The Over-Representation analysis provides whether significant lipid species are enriched in the categories of lipid class. Results are presented in tables and bar plots categorizing lipid species into ‘up-regulated’ or ‘down-regulated’ groups based on log2 fold change.
deSp_se
is
generated by deSp_multiGroup
in lipid
species analysis.
# conduct ORA
ora_all <- enrichment_ora(
deSp_se, char=NULL, significant='pval', p_cutoff=0.05)
# result summary
summary(ora_all)
#> Length Class Mode
#> enrich_result 13 tbl_df list
#> static_barPlot 9 gg list
#> interactive_barPlot 8 plotly list
#> table_barPlot 10 grouped_df list
# view result: ORA bar plot
ora_all$static_barPlot
ORA bar plot of all characteristics The bar plot shows the top 20 terms.

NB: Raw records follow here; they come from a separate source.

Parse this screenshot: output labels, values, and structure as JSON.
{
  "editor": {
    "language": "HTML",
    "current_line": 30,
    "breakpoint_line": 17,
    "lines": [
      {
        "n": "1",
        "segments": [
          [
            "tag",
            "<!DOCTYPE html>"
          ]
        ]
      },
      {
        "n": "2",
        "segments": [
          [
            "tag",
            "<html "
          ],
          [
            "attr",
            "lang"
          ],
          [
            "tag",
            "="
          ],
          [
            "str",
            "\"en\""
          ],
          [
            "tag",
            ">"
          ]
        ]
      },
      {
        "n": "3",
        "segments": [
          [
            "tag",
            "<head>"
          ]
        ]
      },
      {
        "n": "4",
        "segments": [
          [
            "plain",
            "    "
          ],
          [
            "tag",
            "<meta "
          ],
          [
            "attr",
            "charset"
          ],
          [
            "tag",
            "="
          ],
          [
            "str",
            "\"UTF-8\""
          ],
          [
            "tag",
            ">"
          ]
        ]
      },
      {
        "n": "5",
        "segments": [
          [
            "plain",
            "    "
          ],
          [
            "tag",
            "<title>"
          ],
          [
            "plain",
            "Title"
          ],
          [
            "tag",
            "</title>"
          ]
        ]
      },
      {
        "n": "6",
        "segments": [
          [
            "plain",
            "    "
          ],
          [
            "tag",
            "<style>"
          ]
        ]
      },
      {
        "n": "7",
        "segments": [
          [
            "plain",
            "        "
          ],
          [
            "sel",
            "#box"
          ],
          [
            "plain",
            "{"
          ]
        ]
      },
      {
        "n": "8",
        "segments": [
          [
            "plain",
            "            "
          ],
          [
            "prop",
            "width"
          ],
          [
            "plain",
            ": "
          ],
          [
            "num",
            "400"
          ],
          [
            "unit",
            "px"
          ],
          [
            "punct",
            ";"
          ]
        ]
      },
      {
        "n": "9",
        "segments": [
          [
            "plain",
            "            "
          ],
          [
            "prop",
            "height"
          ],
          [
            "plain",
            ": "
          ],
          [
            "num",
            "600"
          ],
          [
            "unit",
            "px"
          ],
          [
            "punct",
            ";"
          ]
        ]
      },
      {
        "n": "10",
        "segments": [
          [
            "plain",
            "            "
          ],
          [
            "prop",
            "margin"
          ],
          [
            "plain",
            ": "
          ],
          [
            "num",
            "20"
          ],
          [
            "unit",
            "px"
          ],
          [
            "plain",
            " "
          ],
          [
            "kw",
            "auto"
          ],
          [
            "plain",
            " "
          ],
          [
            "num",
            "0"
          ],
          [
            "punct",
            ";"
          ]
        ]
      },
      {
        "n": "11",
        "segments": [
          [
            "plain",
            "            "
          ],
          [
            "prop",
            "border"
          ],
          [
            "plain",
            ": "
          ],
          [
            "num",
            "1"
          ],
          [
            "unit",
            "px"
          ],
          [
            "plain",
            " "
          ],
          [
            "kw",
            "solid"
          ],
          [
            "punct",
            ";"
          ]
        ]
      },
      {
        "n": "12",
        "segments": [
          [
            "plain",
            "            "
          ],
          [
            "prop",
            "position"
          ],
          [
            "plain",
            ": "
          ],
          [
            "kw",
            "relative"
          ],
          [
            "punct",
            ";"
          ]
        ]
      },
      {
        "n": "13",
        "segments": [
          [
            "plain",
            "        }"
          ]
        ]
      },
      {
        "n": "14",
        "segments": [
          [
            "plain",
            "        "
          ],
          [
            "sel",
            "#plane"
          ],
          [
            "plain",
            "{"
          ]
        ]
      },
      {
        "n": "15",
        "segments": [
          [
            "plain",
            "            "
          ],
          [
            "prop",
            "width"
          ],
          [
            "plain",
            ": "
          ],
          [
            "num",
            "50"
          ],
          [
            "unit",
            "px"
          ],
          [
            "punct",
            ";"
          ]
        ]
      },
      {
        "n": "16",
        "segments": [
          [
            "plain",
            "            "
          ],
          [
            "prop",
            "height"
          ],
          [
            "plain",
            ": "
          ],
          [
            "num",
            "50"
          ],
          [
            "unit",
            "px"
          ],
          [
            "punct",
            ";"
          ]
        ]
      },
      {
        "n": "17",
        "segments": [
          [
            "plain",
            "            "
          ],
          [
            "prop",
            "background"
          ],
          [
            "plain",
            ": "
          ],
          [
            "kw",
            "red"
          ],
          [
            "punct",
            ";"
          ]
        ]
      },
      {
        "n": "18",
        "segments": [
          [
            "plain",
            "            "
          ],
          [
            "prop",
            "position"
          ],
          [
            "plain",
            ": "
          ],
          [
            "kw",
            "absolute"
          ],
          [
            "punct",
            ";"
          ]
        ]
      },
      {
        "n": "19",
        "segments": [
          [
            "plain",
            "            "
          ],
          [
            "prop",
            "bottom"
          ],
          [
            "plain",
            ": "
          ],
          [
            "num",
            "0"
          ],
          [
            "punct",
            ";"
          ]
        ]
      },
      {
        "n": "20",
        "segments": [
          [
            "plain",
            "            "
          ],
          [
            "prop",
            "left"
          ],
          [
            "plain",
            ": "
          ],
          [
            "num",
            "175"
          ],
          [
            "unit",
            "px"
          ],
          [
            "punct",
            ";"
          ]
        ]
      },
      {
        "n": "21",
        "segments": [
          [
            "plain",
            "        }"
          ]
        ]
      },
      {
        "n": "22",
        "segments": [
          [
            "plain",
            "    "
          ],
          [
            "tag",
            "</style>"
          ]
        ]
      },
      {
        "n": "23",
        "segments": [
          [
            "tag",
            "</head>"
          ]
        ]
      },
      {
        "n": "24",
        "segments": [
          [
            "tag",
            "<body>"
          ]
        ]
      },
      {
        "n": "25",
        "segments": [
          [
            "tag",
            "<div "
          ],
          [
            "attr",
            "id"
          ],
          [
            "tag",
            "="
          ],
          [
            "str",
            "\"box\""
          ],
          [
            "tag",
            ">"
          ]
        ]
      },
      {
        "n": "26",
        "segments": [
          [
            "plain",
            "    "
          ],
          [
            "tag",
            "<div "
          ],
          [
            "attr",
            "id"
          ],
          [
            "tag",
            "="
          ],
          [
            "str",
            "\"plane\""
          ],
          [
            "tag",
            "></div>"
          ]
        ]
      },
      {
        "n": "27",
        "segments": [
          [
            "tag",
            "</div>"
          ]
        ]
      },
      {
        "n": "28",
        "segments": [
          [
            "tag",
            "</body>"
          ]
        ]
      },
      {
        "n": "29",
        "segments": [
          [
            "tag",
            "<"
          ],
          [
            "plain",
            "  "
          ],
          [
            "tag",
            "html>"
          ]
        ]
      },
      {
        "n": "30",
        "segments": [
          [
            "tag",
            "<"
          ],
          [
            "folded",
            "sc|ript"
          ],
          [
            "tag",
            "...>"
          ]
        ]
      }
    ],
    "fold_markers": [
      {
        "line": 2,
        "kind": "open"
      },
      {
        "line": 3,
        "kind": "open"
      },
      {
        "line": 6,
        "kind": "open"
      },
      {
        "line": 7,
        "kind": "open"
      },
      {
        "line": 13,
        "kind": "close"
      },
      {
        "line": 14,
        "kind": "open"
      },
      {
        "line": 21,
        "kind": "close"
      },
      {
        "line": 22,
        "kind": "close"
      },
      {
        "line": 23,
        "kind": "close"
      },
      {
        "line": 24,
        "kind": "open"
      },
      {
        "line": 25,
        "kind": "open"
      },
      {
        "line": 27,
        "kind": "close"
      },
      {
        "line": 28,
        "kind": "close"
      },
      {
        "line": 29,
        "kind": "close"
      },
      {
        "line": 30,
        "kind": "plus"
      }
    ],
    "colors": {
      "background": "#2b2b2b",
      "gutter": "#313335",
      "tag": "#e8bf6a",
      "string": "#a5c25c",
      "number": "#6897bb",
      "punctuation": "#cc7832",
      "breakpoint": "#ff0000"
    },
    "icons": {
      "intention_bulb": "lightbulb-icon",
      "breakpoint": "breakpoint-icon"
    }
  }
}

# get lipid characteristics
list_lipid_char(processed_se)$common_list
#> There are 4 ratio characteristics that can be converted in your dataset.
#> Lipid classification Lipid classification
#> "Category" "Main.Class"
#> Lipid classification Lipid classification
#> "Sub.Class" "class"
#> Fatty acid properties Fatty acid properties
#> "FA" "FA.C"
#> Fatty acid properties Fatty acid properties
#> "FA.Chain.Length.Category1" "FA.Chain.Length.Category2"
#> Fatty acid properties Fatty acid properties
#> "FA.Chain.Length.Category3" "FA.DB"
#> Fatty acid properties Fatty acid properties
#> "FA.OH" "FA.Unsaturation.Category1"
#> Fatty acid properties Fatty acid properties
#> "FA.Unsaturation.Category2" "Total.C"
#> Fatty acid properties Fatty acid properties
#> "Total.DB" "Total.FA"
#> Fatty acid properties Physical or chemical properties
#> "Total.OH" "Bilayer.Thickness"
#> Physical or chemical properties Physical or chemical properties
#> "Bond.type" "Headgroup.Charge"
#> Physical or chemical properties Physical or chemical properties
#> "Intrinsic.Curvature" "Lateral.Diffusion"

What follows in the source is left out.